Of course, often it’s the CFS that is being sued by other students’ unions. But that hardly matters. A legal campaign is a political campaign and an overreliance on going to the courts disenfranchises people.
Recently, a referendum was held by the Graduate Student Union at U of T to leave the CFS. Despite not even being able to reach quorum, a measly 10 per cent, the people who did vote, voted at a significant threshold to walk away from the CFS.
With bylaws that require quorum to be met, the CFS should apply for a judicial review of the process if the GSU decides to declare the results valid.
However, I suspect that they would lose the review. Regardless, the CFS should let go of the GSU and start a process of intense renewal.
Young people are disenfranchised. They’re being failed by a system that they’ve been told is supposed to help them. They’ve been handed a turd and told that it’s their future. Politicians are corrupt. Banks steal from the people. Conspiracy theories are attractive narratives.
In such a climate, students really do need the CFS. They need an apparatus to give voice to their concerns, to challenge politicians, to organize actions and to take bold and progressive positions.
The CFS has to reorient itself toward basic, on-the-ground organizing: the kind of organizing that first attracted me to be involved at Ryerson. It has to hire for the vacant fieldworker positions that exist across the country. Those fieldworkers need to organize with local student unions, professors, PIRGs and other progressive organizations on campus and in their communities.
There has to be an emphasis on campaign organizing that seizes on the anger and creativity of students. They must facilitate cross-campus exchanges of ideas and support creative and radical actions that students organize. Campaigns need to evolve to reflect student demands. They need to be radical and diverse, centred on free higher education but broad enough to advocate for the demands of the broadest possible set of students.
They should also hire student organizers: pay them enough to drop their course load to part time and go back to the basic work of building a movement from the ground up.
They need to clean up the services they provide. They need to be the only place in the market that can sell fairly-made and traded materials at the quantities required of student unions, offer a health and dental plan with profit eliminated from the equation and constantly look for new ways to save students money and influence broader markets that prey on students.
They need to retake their role in the mainstream press as an advocate for students and assert over and over that government policies that seek to disenfranchise, indebt or otherwise harm students will be met with strong and effective opposition.
And, they need to borrow organizing tactics from other student movement models and implement them on campuses in a way that works for the local community. In Ontario, this means creating a coalition of students, faculty and staff from across the province comprised of members of the CFS and people who work or attend school at non-CFS schools.

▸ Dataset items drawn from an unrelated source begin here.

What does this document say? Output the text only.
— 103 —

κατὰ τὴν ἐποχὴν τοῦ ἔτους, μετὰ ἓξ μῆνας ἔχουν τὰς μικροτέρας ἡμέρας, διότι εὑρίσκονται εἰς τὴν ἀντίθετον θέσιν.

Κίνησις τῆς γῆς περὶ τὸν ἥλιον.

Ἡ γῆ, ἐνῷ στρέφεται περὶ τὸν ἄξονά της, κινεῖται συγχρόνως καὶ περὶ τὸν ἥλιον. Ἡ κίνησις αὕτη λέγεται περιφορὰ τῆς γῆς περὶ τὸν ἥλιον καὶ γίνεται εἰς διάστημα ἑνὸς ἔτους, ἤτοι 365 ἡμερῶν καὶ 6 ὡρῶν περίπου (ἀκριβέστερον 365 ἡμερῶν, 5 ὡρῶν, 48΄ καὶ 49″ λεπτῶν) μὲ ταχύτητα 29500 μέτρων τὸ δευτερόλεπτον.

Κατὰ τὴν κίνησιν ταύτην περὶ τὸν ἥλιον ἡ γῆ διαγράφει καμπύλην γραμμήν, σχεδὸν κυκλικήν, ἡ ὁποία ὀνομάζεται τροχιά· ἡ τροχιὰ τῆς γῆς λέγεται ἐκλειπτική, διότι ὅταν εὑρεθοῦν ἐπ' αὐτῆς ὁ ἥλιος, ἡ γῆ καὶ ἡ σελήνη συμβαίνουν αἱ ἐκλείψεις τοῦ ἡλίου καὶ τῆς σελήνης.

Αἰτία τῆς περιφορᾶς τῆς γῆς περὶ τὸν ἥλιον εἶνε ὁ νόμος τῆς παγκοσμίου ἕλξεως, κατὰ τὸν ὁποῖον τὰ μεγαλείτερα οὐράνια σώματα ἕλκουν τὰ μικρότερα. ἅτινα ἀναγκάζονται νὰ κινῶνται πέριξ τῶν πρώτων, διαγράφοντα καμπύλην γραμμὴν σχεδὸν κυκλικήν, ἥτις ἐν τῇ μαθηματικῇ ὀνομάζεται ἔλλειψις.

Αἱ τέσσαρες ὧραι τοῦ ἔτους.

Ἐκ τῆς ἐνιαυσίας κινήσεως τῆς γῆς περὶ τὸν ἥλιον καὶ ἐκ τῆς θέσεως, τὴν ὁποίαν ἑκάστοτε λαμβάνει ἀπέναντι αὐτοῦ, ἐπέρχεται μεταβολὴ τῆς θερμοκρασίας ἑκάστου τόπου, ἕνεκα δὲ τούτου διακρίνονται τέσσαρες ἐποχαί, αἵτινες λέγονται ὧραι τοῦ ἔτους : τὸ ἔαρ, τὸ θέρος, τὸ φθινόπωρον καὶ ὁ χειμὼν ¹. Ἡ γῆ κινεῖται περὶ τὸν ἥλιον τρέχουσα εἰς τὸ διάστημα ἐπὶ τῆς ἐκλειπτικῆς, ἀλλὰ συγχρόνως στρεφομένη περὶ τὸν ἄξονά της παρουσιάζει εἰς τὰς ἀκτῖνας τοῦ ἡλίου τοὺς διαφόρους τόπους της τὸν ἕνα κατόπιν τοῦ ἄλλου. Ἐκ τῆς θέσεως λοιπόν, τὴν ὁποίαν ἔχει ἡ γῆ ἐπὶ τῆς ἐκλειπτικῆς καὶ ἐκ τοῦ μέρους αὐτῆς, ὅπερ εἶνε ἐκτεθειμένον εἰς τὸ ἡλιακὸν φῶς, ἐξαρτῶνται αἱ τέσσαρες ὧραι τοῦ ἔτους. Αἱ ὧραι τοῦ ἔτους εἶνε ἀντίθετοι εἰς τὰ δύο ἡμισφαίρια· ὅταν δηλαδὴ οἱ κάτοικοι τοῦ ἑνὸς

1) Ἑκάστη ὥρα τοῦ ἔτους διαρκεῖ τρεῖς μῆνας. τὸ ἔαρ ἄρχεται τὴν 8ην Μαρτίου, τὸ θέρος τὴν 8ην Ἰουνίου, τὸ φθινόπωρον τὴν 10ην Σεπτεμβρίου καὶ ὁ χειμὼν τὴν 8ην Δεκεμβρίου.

For me, whether or not the CFS should even exist is not the debate that progressives should be having: there are more than enough conservatives that have formed a consensus on the question that would probably welcome that kind of zeal.
The CFS is not beyond renewal. This claim is simply an excuse for some to disengage. Disengaging from the CFS is fine, but it shouldn’t be touted as being a political analysis that will bring about the change that is badly needed.
Changing the CFS requires clever, intelligent activists who are operating in good faith. It requires students who are rooted in the grassroots, who believe in the fundamental necessity of unity and solidarity and who are willing to sacrifice some of the most exciting years of their life to do the difficult work of building an infrastructure that can support a social movement.